I asked in a previous question why code using mutexes don't satisfy definition (2) above. The answer is that lock-free algorithms must also be non-blocking.

To be lock-free, the algorithm must be "non-blocking" in addition to one of the three conditions above. An algorithm is called non-blocking if failure or suspension of one thread does not affect failure or suspension of another thread. (Wiki)

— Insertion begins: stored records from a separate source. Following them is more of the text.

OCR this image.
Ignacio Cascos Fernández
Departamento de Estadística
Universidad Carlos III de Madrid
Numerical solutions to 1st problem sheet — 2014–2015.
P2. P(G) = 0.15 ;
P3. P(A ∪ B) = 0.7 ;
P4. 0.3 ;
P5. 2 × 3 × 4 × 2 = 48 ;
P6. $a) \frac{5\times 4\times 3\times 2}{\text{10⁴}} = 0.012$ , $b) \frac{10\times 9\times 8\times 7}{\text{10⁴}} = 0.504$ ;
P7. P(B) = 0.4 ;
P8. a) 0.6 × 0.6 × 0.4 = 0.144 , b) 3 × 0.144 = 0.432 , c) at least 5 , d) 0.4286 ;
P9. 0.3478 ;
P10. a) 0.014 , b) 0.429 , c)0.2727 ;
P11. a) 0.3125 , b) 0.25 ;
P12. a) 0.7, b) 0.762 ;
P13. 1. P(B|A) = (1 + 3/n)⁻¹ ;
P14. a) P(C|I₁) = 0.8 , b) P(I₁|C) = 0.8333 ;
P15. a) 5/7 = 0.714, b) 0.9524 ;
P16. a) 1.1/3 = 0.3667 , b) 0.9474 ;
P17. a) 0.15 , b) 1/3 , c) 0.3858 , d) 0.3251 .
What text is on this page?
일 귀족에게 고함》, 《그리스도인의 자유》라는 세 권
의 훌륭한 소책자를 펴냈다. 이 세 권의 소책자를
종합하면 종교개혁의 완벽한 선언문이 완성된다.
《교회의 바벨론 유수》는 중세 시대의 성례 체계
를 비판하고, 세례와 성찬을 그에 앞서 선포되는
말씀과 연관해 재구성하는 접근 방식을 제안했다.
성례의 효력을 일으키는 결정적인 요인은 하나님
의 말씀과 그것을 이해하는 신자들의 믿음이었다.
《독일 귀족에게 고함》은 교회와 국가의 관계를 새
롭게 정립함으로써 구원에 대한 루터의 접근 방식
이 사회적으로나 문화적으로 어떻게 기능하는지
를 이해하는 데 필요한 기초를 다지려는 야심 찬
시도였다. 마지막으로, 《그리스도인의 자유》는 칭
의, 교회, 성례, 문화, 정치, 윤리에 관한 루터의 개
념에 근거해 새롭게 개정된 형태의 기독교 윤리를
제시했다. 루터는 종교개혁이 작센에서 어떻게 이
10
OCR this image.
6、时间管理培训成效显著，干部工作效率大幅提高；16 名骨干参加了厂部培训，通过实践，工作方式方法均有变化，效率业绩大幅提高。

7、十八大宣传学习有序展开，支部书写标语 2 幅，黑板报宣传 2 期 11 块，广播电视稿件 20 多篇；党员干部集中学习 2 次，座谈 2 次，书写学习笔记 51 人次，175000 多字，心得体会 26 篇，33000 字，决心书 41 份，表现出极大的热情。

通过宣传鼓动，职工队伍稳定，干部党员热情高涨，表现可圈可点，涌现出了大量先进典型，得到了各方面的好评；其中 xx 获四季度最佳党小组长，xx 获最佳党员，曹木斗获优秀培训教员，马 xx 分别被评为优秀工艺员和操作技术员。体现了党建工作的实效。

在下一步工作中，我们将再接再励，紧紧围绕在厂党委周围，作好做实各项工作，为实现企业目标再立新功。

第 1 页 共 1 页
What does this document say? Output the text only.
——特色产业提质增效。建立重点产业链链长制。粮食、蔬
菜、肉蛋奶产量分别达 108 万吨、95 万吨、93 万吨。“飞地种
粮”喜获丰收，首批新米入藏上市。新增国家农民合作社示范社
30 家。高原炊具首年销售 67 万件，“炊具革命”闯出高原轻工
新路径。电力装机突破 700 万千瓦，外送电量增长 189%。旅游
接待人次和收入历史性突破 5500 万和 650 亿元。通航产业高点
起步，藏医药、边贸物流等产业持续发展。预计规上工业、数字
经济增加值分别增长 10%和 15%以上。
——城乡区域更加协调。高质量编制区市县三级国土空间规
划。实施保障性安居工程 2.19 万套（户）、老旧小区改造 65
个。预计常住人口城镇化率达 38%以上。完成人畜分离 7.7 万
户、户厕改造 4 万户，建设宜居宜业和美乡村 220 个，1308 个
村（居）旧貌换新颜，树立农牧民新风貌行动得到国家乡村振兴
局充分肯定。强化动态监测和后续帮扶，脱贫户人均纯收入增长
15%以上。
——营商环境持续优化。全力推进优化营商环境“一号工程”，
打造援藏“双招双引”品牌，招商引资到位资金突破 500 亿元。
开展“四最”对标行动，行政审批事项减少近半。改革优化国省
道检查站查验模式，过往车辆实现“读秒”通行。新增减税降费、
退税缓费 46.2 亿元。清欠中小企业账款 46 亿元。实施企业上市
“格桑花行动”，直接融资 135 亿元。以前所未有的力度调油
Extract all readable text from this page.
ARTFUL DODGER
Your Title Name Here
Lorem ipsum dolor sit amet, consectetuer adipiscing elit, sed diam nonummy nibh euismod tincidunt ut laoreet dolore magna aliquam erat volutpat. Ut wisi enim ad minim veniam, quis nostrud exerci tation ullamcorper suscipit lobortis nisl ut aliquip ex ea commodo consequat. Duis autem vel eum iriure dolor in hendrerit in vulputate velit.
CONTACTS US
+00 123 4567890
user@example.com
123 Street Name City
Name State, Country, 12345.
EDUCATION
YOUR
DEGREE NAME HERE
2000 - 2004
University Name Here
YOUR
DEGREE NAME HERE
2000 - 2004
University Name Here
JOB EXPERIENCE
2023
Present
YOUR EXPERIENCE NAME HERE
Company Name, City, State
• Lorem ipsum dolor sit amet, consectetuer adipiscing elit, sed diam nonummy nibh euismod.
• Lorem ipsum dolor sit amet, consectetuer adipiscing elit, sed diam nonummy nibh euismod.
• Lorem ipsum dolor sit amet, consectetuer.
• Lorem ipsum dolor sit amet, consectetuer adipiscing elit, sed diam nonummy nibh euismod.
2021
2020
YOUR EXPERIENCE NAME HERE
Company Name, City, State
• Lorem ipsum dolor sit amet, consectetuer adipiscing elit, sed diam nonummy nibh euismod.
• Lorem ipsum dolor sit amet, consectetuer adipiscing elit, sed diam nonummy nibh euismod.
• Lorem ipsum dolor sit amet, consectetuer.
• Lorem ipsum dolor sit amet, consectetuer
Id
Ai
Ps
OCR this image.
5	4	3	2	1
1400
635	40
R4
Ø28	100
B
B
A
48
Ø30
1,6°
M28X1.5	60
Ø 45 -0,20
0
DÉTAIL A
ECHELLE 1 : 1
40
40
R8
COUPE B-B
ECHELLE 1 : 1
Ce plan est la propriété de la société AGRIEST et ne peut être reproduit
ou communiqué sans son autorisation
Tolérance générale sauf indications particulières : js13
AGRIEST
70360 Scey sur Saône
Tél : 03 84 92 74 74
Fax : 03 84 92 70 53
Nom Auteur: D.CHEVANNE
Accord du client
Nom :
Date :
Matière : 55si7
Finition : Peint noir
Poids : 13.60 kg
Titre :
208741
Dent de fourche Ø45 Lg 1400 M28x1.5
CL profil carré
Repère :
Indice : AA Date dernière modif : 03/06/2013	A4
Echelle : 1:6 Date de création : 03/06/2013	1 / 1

This seemed like a satisfactory answer. However, in this talk, Herb Sutter presents what is purportedly a lock-free producer consumer algorithm. Here is my summary of the algorithm:

There are N+1 threads. 1 thread is a producer and N threads are consumers. There is an array of length N visible to all threads. The producer puts tasks in empty entries of the array. The i-th consumer takes out and performs the task in the i-th entry of the array, leaving the entry empty.

Here is my problem: this producer-consumer algorithm fails to be non-blocking. If all of the consumers are suspended, then the array fills up with tasks, and the producer cannot make progress. Herb Sutter addresses the question of whether or not it is lock-free at time stamp 45:19. About the producer, he says:

The threads can get jammed. It may wait if all of the mailboxes are full. It is wait-free up to N active workers (consumers)... Beyond N active workers... so if all the slots are full, then it's no longer wait-free, it's just lock-free. So overall, it is just lock-free.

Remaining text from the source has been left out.